My friend Heather was also a fan of the Manics. One day in eighth grade English class, we were pouring over the NME Originals edition about Manic Street Preachers. Because Heather and I were teased relentlessly in middle school, one of our classmates decided it would be funny to steal our magazine. He flipped through it and eventually landed on the infamous "4REAL" photo. Immediately, he threw the magazine down yelling that it was a "freak magazine" and that Heather and I were "freaks" for reading it. How I survived middle school, I will never know.

Around this same time, Heather and I went to the mall dressed up in feather boas and tiaras with "Culture Sluts" written in lipstick on our arms.

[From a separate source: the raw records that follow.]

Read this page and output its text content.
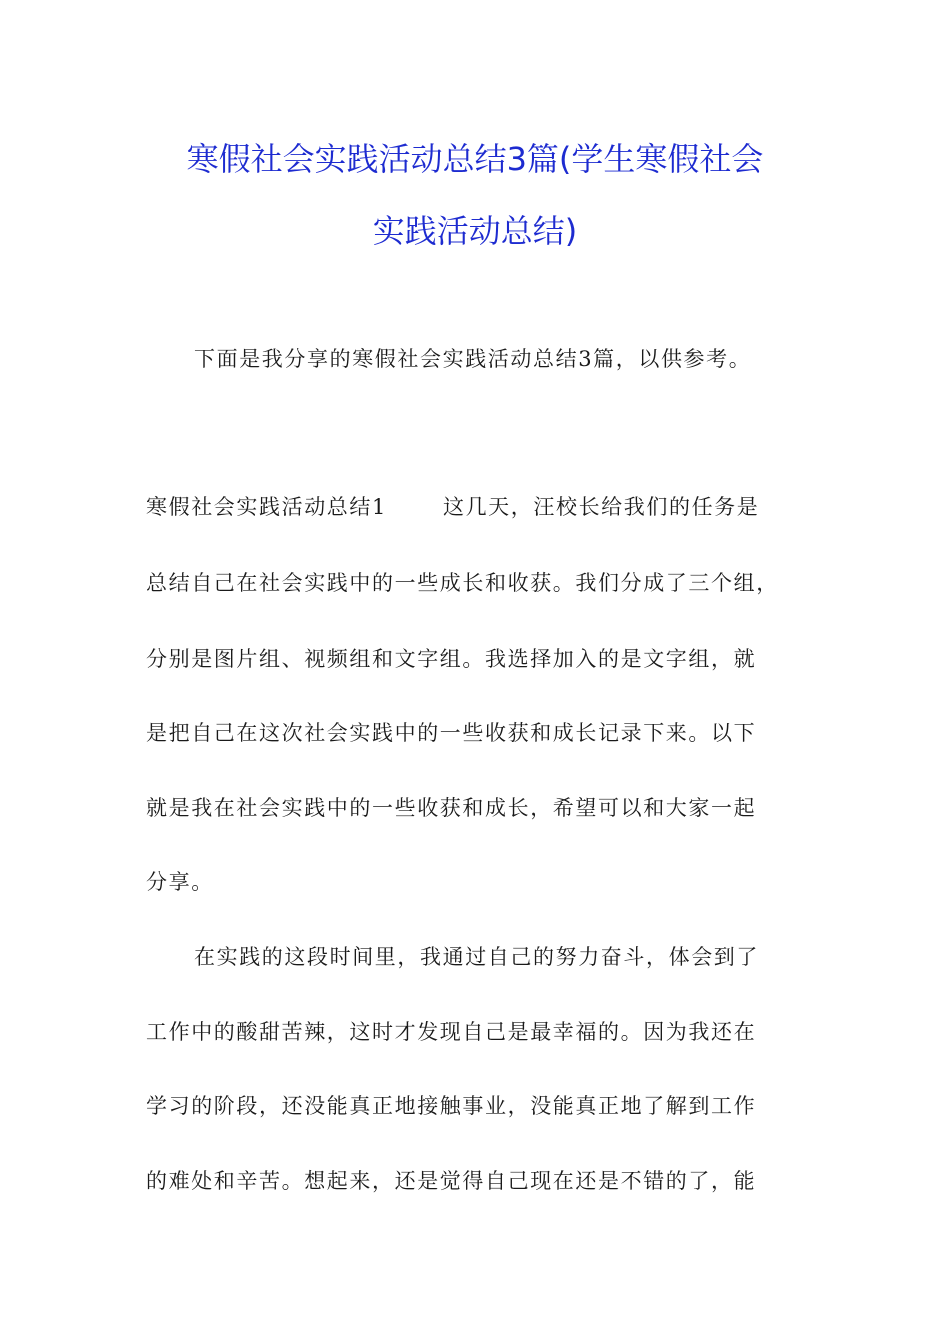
寒假社会实践活动总结3篇(学生寒假社会
实践活动总结)

下面是我分享的寒假社会实践活动总结3篇，以供参考。

寒假社会实践活动总结1	这几天，汪校长给我们的任务是

总结自己在社会实践中的一些成长和收获。我们分成了三个组，

分别是图片组、视频组和文字组。我选择加入的是文字组，就

是把自己在这次社会实践中的一些收获和成长记录下来。以下

就是我在社会实践中的一些收获和成长，希望可以和大家一起

分享。

在实践的这段时间里，我通过自己的努力奋斗，体会到了

工作中的酸甜苦辣，这时才发现自己是最幸福的。因为我还在

学习的阶段，还没能真正地接触事业，没能真正地了解到工作

的难处和辛苦。想起来，还是觉得自己现在还是不错的了，能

No one got it. I used to write on my arms a lot in middle school. It was kind of the thing to do in 2001. Once, I was sent to the guidance counselor's office for being Sharpie'd in phrases like, "Culture alienation boredom and despair" and "Dead End Doll." The guidance counselor asked me if I was suicidal and/or needed therapy. "No," I replied. "I just like Manic Street Preachers."

These have been the tales of a Manics fan growing up in Tennessee in the early noughties.